We are not aware of other pharmacological, interventional studies using this definition. Yet, in reference 9, the potential implications of an early, mild decline (as little as 5% from baseline) are pointed out.
Patients with MCT were identified by the study cardiologist during LVEF, placed on treatment and followed-up, during anticancer treatment, every two weeks for dose up-titration. Then they underwent regular LVEF evaluations by the cardiologist and oncology visits as requested for anticancer treatment management. If needed (i.e. symptoms, drug tolerance) they could be referred to the cardiologist at any time. This has been briefly explained in the study procedures paragraph. The Cardiac safety monitoring paragraph has been incorporated in the study procedures.
We stated in the methods that "Patients with significant cardiotoxicity were treated according to guidelines, including trastuzumab temporary or definitive discontinuation and pharmacological interventions". Symptomatic cardiac toxicity was not a study end-point and no specific reference to a single guideline was made in the protocol. As a matter of fact, our cardiologist followed the 2013 edition of the ACC/AHA guidelines and following updates.
3) results: what was the median time of follow-up for this patient population. Do we have any more detailed information on the cardiac medications taken – dose; compliance etc. What do the authors plan to do with the biomarker data – it was collected but only baseline data were reported.
The data cutoff for this analysis was that of the first post trastuzumab LVEF assessment, which had to be carried out between 6 and 12 months from treatment completion. This corresponded to a median of 23 months. But it is not the median follow-up. Follow-up of these patients, who were all treated and are at our Institution, is ongoing in parallel to adding new LVEF data to study long-term outcomes. Regarding the biomarker data, see previous response.
Regarding treatment, no patient had to discontinue treatment with ACEi and BB, but doses fluctuated during the study. A summary table would be very cumbersome.
4) discussion: The authors conclude that b-clockers and ACE inhibitors in patients with MCD might be an interesting approach but also acknowledge that this study DID NOT meet the primary endpoint; was small; a single institution and non-randomized. Therefore the authors should be cautious in stating that this is a reasonable approach – we clearly need more data – this study represents good pilot data for the development of a larger, multi-center, randomized control study.

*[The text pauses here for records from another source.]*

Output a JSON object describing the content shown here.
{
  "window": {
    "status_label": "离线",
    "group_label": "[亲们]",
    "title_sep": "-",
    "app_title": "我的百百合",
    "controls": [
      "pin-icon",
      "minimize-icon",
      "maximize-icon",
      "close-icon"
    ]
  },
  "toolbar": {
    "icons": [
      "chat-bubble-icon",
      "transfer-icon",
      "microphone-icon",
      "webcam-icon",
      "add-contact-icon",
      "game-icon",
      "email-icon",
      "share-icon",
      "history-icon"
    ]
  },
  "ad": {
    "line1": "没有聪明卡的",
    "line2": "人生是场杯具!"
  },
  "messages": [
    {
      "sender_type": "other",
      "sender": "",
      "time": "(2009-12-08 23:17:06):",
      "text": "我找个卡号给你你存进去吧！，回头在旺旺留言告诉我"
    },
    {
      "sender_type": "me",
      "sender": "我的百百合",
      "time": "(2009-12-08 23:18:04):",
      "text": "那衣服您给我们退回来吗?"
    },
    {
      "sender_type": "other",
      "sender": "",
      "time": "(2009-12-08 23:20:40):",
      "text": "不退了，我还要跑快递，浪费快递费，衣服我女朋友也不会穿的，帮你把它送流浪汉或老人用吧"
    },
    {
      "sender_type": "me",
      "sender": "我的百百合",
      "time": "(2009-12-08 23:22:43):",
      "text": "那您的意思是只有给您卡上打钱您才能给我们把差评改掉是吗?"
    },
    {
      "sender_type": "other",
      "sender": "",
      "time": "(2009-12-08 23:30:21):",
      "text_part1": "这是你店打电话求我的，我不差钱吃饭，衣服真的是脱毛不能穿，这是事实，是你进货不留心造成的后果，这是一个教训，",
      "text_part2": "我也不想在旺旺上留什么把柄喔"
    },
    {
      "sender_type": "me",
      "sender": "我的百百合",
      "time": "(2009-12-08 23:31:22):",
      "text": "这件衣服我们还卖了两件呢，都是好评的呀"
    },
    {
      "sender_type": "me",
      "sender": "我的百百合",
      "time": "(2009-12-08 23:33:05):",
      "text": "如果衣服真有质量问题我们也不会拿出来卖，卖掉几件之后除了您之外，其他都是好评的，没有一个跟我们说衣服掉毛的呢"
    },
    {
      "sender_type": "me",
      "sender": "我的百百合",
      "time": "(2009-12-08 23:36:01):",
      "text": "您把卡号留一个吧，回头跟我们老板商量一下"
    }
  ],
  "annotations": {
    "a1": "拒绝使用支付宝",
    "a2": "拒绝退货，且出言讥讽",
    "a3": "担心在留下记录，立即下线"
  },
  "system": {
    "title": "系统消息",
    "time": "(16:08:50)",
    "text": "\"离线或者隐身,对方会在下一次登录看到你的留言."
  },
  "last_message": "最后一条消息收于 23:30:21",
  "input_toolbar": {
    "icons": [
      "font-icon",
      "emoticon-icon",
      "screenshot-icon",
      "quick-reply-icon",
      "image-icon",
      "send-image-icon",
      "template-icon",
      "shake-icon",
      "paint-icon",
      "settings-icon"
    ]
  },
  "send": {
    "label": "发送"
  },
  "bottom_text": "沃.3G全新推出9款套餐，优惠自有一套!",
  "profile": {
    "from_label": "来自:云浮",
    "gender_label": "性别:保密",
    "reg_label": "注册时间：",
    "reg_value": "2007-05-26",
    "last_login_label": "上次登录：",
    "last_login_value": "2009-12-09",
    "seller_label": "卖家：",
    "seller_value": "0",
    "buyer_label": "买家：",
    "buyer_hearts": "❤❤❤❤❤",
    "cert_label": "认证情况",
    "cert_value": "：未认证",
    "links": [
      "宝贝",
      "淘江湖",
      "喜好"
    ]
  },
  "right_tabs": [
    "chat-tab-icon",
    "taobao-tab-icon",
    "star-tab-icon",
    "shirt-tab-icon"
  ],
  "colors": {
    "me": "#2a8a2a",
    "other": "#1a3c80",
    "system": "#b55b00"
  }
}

The final statement has been changed in: "Considering results, strengths and limitations, our data hint at a potential utility of targeted intervention with cardiac drugs in cases of asymptomatic, mild LVEF reductions"
4) grammar – please check throughout the document; e.g LFEV should be LVEF. Please be consistent in the use of terms ‘study’ vs ‘drug’ medication.
Thank you for this. Indeed, it was a little bit messy. We have fixed this issue.